Carmadoc, Sophir, Mira, Anthony, Kham, Théo…

Au travers de sept récits courts comme la vie, ce recueil raconte l’histoire de femmes et d’hommes qui, chacun à leur manière, ont bravé les règles imposées pour suivre leur voie. Quel que soit le prix à payer… »

Pourquoi la symbolique du pouce ? Après la station debout, c’est le pouce qui nous a donné la capacité de saisir ce dont nous avions besoin. Or, qu’y a-t-il de plus précieux que de prendre en mains notre vie ?

Le pouvoir d’agir

Dans ce recueil, j’ai exploré la notion de liberté dans le sens de « pouvoir agir » et son évolution à travers le temps. Depuis l’an zéro jusqu’à… bien après nous.

Ce qui m’a intéressée, en tant qu’auteur, ce n’est pas seulement d’observer si nos latitudes s’étaient agrandies, une cage reste une cage, quelle que soit sa taille. Non ce qui m’a intéressée plus particulièrement, c’est de voir si les sanctions à dévier des routes préétablies s’étaient estompées sous l’effet de ce que l’on appelle, la civilisation.

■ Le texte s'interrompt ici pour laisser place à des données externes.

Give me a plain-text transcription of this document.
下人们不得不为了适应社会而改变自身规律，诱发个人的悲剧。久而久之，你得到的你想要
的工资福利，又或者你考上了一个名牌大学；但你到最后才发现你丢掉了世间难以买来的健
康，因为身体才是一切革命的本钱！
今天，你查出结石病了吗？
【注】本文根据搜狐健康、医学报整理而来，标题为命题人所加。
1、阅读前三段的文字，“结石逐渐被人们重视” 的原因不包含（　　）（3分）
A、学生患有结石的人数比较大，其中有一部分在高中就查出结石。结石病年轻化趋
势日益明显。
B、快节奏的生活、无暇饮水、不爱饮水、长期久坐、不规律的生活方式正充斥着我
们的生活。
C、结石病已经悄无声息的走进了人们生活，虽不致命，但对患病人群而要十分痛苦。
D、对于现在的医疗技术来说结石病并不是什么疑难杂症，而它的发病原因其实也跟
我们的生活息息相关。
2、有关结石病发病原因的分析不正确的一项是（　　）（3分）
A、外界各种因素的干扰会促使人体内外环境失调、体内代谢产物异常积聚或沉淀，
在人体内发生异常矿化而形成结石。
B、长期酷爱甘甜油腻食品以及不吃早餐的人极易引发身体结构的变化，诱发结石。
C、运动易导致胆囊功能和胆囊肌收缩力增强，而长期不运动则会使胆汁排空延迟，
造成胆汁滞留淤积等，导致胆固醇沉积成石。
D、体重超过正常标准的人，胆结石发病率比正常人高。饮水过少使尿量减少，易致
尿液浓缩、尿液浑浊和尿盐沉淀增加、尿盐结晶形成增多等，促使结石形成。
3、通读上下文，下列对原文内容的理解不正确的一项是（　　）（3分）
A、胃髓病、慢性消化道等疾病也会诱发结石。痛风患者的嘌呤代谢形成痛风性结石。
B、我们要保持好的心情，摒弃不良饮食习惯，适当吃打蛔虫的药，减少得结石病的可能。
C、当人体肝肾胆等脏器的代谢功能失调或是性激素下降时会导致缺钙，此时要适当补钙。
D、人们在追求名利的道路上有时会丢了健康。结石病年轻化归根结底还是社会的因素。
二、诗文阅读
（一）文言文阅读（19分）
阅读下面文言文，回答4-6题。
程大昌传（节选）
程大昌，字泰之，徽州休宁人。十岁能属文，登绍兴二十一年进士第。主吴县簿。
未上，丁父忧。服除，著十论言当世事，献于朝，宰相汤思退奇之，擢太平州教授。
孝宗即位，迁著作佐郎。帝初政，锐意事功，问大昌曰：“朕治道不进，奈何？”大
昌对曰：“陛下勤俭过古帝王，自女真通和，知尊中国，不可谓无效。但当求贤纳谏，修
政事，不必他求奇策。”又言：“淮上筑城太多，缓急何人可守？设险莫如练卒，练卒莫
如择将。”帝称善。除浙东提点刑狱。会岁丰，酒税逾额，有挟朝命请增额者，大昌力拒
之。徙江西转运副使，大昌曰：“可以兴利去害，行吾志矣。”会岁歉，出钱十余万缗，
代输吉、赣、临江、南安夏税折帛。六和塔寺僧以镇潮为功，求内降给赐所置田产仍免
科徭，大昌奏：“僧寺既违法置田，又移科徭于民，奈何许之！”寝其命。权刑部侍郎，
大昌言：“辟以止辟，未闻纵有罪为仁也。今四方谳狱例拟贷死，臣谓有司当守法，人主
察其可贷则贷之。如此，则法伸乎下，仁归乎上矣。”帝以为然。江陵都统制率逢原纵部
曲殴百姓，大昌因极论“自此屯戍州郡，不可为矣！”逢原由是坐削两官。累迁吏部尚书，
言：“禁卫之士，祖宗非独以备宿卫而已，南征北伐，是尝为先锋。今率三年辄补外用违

Des histoires d’aventure et d’amour

Ces notions de liberté et de pouvoir d’agir n’ont pas donné naissance à un recueil d’essais. Je n’ai aucune prétention philosophique. Mais elles m’ont inspirée des histoires où les personnages passent à l’action et prennent leurs libertés en mains. Aventures, romances… Certaines histoires sont des nouvelles, d’autres sont des mini-romans. Toutes ont un point commun : vous proposer des lectures d’évasion !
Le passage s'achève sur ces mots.